Na de geboorte wordt de baby op de huid van de mama gelegd. Je baby wordt goed afgedroogd en wordt met warme doeken toegedekt. Er wordt een mutsje op het hoofd van de baby geplaatst. Dat gebeurt allemaal om de warmte goed te bewaren. Het huid-op-huidcontact proberen we zo ongestoord mogelijk te laten verlopen. Wanneer er geen pulsatie meer is in de navelstreng, wordt ze afgeklemd.

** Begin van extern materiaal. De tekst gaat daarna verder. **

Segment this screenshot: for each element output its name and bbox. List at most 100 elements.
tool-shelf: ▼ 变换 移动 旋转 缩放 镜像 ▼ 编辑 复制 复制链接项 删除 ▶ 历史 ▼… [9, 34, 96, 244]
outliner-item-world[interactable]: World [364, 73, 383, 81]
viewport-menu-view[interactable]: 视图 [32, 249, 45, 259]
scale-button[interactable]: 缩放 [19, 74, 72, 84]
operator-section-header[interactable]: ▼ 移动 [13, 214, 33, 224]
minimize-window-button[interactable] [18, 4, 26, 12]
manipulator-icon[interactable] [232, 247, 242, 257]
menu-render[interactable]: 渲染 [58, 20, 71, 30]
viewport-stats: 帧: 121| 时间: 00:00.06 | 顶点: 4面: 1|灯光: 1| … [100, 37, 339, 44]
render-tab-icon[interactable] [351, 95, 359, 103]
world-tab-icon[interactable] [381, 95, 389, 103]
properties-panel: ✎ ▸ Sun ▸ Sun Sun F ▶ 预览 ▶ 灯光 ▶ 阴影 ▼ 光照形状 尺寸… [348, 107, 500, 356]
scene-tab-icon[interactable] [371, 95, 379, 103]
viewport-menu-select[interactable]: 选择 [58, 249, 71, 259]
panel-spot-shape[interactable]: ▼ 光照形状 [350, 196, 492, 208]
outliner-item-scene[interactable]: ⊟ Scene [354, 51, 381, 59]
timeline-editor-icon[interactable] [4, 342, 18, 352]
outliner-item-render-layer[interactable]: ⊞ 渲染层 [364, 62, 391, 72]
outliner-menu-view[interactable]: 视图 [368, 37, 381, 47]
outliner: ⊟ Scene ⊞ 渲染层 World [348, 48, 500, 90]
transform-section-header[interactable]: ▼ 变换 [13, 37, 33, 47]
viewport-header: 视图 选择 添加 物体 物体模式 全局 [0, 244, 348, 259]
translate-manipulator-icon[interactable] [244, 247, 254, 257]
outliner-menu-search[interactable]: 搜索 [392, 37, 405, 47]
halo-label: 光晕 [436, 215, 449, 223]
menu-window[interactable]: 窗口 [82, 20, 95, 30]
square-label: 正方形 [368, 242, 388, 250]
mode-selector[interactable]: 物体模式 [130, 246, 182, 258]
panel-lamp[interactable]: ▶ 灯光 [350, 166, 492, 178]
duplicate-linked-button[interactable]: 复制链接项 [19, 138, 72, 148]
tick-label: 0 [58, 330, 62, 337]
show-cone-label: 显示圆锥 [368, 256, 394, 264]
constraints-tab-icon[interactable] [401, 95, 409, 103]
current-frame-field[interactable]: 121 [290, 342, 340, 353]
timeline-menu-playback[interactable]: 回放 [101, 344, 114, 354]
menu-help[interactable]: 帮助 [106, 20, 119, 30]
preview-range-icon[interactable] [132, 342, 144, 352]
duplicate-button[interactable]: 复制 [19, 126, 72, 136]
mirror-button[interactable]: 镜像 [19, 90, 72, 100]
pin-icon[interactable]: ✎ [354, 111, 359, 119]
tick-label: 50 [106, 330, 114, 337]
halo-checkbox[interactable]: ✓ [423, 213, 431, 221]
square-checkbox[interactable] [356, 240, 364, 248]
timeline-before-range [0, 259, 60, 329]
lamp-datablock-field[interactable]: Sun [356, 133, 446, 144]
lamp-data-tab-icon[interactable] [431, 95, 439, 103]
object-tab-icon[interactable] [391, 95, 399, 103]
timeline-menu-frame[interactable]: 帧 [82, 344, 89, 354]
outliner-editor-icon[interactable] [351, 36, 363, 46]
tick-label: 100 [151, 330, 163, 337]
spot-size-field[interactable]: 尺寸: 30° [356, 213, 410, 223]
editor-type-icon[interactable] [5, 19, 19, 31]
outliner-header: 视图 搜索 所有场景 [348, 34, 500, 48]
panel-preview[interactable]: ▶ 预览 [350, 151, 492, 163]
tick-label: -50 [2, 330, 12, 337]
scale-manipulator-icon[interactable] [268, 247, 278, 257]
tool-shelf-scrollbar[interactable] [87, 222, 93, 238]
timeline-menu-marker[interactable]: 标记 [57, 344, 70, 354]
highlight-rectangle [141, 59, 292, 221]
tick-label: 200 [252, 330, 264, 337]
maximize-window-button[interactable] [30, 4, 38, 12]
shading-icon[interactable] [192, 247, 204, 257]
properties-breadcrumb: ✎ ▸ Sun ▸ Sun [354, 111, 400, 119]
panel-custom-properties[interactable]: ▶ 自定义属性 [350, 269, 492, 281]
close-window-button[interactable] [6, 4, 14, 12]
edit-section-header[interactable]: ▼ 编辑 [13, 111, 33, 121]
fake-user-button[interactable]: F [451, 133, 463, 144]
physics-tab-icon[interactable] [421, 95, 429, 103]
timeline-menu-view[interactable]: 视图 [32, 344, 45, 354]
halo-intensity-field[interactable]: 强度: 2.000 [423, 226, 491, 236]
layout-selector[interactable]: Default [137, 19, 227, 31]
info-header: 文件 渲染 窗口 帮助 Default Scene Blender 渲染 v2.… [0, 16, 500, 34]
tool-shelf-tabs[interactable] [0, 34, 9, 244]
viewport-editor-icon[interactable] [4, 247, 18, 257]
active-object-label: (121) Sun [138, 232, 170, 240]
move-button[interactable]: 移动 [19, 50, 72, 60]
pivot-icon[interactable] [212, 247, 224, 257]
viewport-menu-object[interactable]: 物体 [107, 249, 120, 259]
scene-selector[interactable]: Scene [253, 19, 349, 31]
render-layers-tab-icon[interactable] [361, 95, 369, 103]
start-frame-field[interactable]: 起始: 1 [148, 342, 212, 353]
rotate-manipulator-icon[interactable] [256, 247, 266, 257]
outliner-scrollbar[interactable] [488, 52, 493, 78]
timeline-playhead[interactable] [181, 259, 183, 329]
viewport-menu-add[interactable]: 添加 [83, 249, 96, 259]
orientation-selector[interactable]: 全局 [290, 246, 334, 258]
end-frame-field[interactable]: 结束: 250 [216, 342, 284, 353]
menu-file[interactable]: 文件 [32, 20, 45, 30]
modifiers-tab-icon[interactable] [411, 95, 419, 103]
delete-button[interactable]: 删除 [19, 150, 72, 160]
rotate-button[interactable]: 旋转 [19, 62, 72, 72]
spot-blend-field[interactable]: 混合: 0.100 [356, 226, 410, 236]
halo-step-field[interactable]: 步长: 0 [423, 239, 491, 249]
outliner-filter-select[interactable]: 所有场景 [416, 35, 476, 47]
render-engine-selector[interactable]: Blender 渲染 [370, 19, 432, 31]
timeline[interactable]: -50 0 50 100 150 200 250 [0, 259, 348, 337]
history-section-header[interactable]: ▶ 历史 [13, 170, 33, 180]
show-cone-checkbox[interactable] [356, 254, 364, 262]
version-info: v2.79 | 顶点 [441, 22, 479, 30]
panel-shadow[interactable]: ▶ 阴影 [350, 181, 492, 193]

Partners krijgen dan de kans om ze door te knippen.

 

De nageboorte

Ongeveer een kwartier tot maximum een uur na de geboorte van de baby wordt de moederkoek of placenta geboren. Daarna trekt de baarmoederspier goed samen en zal het bloedverlies beperkt zijn.

 

Bezoekers op de verloskamer 

In de arbeidsverloskamer mag je je laten bijstaan door één persoon naar keuze. In de meeste gevallen is dat uiteraard de partner. We vragen om familieleden en vrienden pas te verwittigen wanneer je op de materniteit definitief een kamer toegewezen kreeg. De verloskamer is een gesloten afdeling waar geen plaats is voor bezoekers en ook geen bezoekuren zijn. Omwille van ons beroepsgeheim en privacy van de patiënt geven we geen informatie door.

Je doula of kinesist ter ondersteuning tijdens de arbeid zijn steeds welkom.